The reporting is sloppy as well. Early in her article, Rosin states that between 1997 and 2006, “tens of thousands” of formerly public housing residents were dispersed “into the wider metro community” of Memphis as a result of the razing of public housing projects. Later, she claims that “the number of people displaced from public housing” was “well over 20,000.” The reality is that during that period, about 5,000 (out of abut 7,000) units of Memphis’ public housing stock were torn down — again, only some of them through HUD’s HOPE VI program. At least one-quarter of those units were already vacant. So, at most, 4,000 public housing families were displaced by the bulldozer. Even if the average public housing household had four persons — a figure considered high by public housing standards — the number of people who lost their homes would total 16,000 — not “well over” 20,000. And a small share of those families returned to live in the same neighborhoods after their developments were redeveloped as mixed-income housing.

Over the same decade, Memphis gained some 3,077 Section 8 housing vouchers, most of them targeted to the public housing tenants who lost their homes and moved elsewhere. In 2007, 5,144 families — some of them former public housing residents — lived in apartments using Section 8 housing vouchers. This is a small number in a city of 642,000 people.

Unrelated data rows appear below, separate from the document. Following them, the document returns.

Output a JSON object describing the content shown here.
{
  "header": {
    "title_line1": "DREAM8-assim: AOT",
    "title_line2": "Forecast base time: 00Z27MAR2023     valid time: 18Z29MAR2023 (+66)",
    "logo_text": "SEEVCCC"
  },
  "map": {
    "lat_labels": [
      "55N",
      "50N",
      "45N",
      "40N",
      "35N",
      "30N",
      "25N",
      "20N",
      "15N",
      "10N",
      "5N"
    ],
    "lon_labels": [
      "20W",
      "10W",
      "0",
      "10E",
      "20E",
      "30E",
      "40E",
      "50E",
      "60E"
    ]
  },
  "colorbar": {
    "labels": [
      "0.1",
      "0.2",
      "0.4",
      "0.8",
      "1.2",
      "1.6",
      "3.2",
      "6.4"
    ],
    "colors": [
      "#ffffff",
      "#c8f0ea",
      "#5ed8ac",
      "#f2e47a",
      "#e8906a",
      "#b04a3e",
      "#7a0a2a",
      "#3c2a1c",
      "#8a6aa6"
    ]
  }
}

Where do the families with Section 8 vouchers live? For cost and other reasons, a small share live outside the Memphis city limits. Rosin’s notion that Section 8 families were bringing a crime wave to once-bucolic suburban neighborhoods is simply baseless.

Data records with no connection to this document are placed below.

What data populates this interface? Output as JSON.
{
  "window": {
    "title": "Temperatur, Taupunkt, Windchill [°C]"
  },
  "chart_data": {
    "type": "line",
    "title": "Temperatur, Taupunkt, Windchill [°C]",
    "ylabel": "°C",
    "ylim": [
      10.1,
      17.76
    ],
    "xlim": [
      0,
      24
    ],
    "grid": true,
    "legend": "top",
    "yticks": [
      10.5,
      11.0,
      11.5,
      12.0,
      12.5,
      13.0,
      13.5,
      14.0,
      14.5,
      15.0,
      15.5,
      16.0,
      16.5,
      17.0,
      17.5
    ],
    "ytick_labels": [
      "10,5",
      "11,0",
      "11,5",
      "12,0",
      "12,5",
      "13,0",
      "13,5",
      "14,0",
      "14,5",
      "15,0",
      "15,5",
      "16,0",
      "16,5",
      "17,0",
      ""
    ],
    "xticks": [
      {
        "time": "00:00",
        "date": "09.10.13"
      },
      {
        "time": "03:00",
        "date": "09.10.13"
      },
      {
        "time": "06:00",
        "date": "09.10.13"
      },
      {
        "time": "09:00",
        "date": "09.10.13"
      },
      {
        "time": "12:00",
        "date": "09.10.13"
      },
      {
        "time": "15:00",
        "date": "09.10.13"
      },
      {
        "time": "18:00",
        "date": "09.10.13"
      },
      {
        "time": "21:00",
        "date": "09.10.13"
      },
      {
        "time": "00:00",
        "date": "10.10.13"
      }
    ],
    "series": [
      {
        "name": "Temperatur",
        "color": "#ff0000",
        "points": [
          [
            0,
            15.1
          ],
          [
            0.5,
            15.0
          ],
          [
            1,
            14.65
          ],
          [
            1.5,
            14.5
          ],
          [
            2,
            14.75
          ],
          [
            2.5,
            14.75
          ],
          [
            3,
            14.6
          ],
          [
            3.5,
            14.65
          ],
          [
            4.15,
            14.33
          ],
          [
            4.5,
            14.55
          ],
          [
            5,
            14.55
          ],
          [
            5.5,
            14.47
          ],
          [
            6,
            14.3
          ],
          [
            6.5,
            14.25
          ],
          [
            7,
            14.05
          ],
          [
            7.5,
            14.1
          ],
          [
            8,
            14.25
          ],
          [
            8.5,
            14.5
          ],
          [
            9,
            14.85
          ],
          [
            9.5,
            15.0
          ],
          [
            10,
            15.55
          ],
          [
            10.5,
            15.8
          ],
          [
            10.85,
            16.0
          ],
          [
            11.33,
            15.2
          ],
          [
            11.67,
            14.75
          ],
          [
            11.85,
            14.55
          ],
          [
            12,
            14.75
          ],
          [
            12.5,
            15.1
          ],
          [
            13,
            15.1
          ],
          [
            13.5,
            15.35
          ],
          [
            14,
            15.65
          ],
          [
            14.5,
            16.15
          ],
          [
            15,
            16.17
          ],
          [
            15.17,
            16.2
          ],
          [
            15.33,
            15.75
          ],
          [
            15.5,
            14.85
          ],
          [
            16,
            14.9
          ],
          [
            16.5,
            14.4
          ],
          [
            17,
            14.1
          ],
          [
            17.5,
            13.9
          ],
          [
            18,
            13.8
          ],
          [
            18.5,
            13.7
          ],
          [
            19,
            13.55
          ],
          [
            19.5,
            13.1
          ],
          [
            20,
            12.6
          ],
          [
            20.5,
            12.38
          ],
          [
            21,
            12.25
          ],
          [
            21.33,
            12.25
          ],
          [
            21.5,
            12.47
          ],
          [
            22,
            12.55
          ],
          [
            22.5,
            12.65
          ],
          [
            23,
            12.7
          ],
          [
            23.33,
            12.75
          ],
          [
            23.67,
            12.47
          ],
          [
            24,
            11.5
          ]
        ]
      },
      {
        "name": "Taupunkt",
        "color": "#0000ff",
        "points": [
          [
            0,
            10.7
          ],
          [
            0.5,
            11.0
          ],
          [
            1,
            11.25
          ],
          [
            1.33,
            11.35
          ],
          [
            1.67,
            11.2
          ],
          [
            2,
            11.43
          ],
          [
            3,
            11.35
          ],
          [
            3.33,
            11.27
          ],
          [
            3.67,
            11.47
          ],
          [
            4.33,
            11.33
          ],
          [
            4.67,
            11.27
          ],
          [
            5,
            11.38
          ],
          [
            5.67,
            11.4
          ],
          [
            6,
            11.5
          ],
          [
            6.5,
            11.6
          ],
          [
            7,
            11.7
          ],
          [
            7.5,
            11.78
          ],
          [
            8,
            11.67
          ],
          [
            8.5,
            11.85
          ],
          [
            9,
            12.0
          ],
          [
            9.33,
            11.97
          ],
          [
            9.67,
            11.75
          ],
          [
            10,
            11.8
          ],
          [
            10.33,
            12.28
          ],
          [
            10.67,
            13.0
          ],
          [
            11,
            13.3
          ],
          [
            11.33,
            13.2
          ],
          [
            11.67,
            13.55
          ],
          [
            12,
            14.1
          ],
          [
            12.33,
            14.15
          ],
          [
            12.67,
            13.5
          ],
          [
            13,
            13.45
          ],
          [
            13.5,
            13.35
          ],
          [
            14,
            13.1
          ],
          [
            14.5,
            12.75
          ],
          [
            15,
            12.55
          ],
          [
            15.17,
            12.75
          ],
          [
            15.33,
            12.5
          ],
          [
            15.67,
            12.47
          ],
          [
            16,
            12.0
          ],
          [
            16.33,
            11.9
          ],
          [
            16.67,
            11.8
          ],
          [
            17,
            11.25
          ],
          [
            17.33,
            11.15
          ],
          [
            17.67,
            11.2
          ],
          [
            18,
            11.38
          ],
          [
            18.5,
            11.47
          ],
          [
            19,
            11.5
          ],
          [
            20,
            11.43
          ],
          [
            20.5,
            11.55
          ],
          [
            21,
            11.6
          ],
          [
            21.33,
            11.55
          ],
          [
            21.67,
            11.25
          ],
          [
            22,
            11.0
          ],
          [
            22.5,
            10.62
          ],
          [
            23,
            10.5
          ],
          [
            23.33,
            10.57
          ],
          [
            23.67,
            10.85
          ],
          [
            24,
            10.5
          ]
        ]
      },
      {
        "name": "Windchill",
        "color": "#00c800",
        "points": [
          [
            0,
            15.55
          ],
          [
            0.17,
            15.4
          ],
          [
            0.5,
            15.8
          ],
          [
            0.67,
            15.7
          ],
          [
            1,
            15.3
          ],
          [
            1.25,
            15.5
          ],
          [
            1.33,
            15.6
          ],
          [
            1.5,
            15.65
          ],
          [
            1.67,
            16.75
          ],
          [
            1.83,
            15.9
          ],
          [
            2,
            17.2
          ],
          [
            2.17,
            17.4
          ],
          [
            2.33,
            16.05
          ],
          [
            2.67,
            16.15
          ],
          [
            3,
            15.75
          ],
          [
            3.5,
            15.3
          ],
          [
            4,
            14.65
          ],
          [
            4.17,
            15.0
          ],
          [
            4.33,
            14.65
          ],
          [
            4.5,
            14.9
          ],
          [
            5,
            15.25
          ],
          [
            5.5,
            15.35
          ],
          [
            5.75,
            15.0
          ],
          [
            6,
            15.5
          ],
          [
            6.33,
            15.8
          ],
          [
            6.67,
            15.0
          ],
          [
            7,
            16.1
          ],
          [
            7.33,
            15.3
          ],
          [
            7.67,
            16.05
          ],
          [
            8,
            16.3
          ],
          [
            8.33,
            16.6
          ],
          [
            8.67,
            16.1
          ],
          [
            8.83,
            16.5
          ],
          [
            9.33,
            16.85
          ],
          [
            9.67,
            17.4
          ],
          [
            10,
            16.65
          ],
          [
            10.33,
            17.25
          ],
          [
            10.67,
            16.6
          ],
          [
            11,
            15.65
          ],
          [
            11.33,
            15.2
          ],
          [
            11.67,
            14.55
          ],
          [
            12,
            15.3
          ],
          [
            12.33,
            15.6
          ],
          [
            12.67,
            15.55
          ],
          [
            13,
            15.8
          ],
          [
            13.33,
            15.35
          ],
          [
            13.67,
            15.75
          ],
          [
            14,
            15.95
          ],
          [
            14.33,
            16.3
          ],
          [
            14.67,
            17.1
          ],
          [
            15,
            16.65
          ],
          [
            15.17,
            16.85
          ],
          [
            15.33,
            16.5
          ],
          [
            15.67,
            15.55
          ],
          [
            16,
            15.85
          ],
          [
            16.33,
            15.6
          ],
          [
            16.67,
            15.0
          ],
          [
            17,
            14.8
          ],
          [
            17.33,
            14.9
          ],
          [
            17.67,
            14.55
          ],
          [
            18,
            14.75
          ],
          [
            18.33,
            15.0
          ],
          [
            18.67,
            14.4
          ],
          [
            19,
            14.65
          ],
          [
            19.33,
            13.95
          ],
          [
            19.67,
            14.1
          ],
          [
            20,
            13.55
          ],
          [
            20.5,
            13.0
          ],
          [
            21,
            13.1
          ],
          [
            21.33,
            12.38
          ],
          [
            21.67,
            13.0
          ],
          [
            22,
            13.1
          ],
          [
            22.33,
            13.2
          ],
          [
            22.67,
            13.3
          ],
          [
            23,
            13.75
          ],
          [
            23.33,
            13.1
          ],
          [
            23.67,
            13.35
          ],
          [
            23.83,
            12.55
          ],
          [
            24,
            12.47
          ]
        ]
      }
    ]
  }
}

There is some evidence that most Memphis families with Section 8 vouchers, including those displaced from public housing, moved to areas that were already on the decline, with rising crime rates, caused by private disinvestment and the exodus of middle income families to Memphis’ suburbs. Comments by a Memphis resident, posted after Rosin’s article appeared, challenge her notion that these areas were peaceful prior to the alleged influx of Section 8 families. “I do have to take exception to the notion that North Memphis or Frayser were little slices of heaven as late as 2000. It may be worse now, but it was pretty rough in those areas before.”

The most casual and unfortunate part of Rosin’s analysis of crime and public housing relocation is her assertion that there must be a direct causal link somehow mirrored in the maps she discusses and shows, between a federal program and the patterns of crime in one city. She indicts a program, without any hint of direct or clear evidence, using the simple version of an ongoing mapping project by two University of Memphis researchers. Basic statistics textbooks tell us: correlation is not causality. Such guilt by association is suggestive but irresponsible without better evidence. Similar claims have been made in other cities and been debunked after careful examination of the facts.